Mutual funds in India can be classified into two categories, depending on their investment structure - open ended funds and closed ended funds.
The difference between open ended and closed ended mutual funds is determined by the level of investment flexibility and the ease of buying or selling them. While you can buy and sell open ended funds anytime, you can only buy closed ended funds at the time of their launch and you can redeem them only on the completion of fund investment tenure.
In this blog, we will discuss the nuances of open ended and closed ended funds which will help you decide which one suits you better.
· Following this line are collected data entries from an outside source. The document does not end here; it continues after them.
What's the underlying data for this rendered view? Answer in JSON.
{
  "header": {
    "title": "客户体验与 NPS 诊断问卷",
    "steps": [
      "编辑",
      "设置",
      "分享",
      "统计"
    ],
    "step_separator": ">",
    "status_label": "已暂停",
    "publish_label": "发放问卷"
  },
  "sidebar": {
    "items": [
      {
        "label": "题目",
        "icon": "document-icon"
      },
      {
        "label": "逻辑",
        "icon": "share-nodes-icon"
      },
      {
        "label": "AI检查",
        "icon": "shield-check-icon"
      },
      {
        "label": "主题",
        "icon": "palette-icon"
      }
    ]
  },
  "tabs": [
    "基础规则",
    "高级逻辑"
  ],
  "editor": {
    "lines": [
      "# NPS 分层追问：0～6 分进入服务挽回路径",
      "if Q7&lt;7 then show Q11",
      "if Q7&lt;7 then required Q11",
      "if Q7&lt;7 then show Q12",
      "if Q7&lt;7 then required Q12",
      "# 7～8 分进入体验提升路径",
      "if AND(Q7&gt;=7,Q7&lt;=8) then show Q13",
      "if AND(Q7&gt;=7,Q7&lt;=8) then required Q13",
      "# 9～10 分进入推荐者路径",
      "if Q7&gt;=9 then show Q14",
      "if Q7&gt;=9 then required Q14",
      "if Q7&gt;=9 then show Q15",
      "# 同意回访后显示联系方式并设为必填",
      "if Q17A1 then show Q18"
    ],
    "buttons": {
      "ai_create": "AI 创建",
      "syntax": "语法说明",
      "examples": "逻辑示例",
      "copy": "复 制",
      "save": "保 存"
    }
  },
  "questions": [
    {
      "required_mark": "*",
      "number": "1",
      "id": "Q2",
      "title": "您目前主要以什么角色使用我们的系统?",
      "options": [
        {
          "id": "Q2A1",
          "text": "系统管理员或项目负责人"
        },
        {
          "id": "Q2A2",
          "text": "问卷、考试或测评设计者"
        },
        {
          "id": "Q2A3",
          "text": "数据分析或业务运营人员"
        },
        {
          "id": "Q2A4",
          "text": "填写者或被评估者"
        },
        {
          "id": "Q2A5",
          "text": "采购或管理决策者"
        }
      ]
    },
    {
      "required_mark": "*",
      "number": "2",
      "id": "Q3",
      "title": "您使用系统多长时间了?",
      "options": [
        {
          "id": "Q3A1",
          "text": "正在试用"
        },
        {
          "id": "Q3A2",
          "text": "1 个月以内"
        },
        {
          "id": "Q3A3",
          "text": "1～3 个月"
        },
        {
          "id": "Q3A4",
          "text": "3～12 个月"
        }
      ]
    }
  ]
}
What is an open-ended mutual fund?
Open-ended mutual funds, as the name implies, maintain an open door for both investments and redemptions. Their standout feature is liquidity, providing investors the freedom to enter or exit the fund whenever they choose, barring certain funds like ELSS which might have a mandatory lock-in period.
Investors can easily invest or redeem their units at the current Net Asset Value (NAV), which represents the fund's underlying asset value. The NAV is calculated daily based on the market value of the fund's holdings. This frequent valuation allows investors to have a clear picture of their investment's worth.
Open-ended funds come in various categories, catering to different investment goals and risk appetites. They offer a professionally managed portfolio of securities, which can include stocks, bonds, and other assets.
What are close-ended mutual funds?
Close ended mutual funds are available for subscription only during the new fund offer (NFO) period i.e., at the time of the scheme's launch. Close-ended funds are typically traded on secondary markets like stock exchanges.
Close ended mutual funds come with a stipulated maturity period. When you invest in a closed ended mutual fund scheme, your investment is locked in for a specified period of time. You can redeem the units only after the tenure of the scheme is over.
If you wish to exit the scheme, you have the option of selling the units in the secondary market. However, considering the closed-ended nature of scheme, they have limited liquidity and therefore it might become difficult to find a seller for your desired price.
However, certain close ended funds provide investors with the opportunity to repurchase units after a designated period, offering an exit option before the maturity date. Some close ended funds may also convert into open ended funds after the lock-in period is served or sometimes asset management companies may transfer the proceeds of closed ended funds after maturity to other open ended funds, with the prior approval of investors of close ended funds.
The lock-in period of the close ended funds ensures that the assets of the fund offer long-term growth potential.
The value of a fund is determined by its NAV, but the actual price at which it is bought and sold depends on supply and demand. This means the fund's price can be higher or lower than its true value. As a result, closed-end funds may be traded at prices that are either higher (premiums) or lower (discounts) than their NAVs.
Difference between open-ended & close-ended mutual fund:
Some of the key differences between open ended and closed ended mutual funds are as follows:
Comparison Basis |
Open ended funds |
Close ended funds |
Rationale |
Open-ended funds continuously issue new units to investors. |
Closed-ended funds offer a limited-time opportunity for investors to purchase new units. |
Subscription |
Investors can subscribe to these funds throughout the year. |
Investors can subscribe to funds during New Fund Offer (NFO) period. |
Ways of Investing |
You can choose to invest either through SIP or lumpsum. |
You can only invest via lumpsum mode. Investment via SIP is not available. |
Investment Amount |
Investment can be made with an amount as low as Rs. 500. |
Generally, the minimum investment amount is Rs. 5,000 for investing in a close ended scheme. |
Rupee Cost Averaging |
By using SIP, you can take advantage of the rupee cost averaging of the unit price. Even with lumpsum investment, you can benefit by investing at different market levels. |
You cannot take advantage of rupee cost averaging as these funds do not allow you to invest after the NFO period is over. |
Track Record |
You can invest in them by comparing and analysing the track record of the scheme you want to invest in with similar schemes. |
Since you can invest in these funds only during their NFO period, there is no track record available for you to comparison or analysis the performance. |
Maturity |
Open ended funds do not have a fixed maturity. |
Close ended funds come with a fixed maturity period. |
Liquidity |
They offer high liquidity. You can anytime buy or sell the units of the fund (except for the funds that come with a lock-in period). |
They offer no liquidity. You cannot buy or sell units during the lock-in period. You receive the redemption amount only at maturity. |
Price |
The price is determined by dividing the NAV by the total outstanding units. |
The price is determined based on the supply and demand. |
Assets Under Management (AUM) |
The AUM of open ended funds keeps on changing. |
The AUM of close ended funds is fixed. |
Open Ended vs Close Ended Mutual Fund: Which One Should You Choose?
The choice ultimately depends on your investment horizon, risk tolerance, and need for liquidity. If you value convenience and the ability to make changes to your investment position frequently, open-ended funds might be more suitable. If you're comfortable with a longer investment horizon and are drawn to a specific strategy, a close-ended fund might align better with your goals. It's recommended to carefully assess your financial objectives and consult with a financial advisor before making a decision.
Mutual Fund investments are subject to market risks, read all scheme related documents carefully.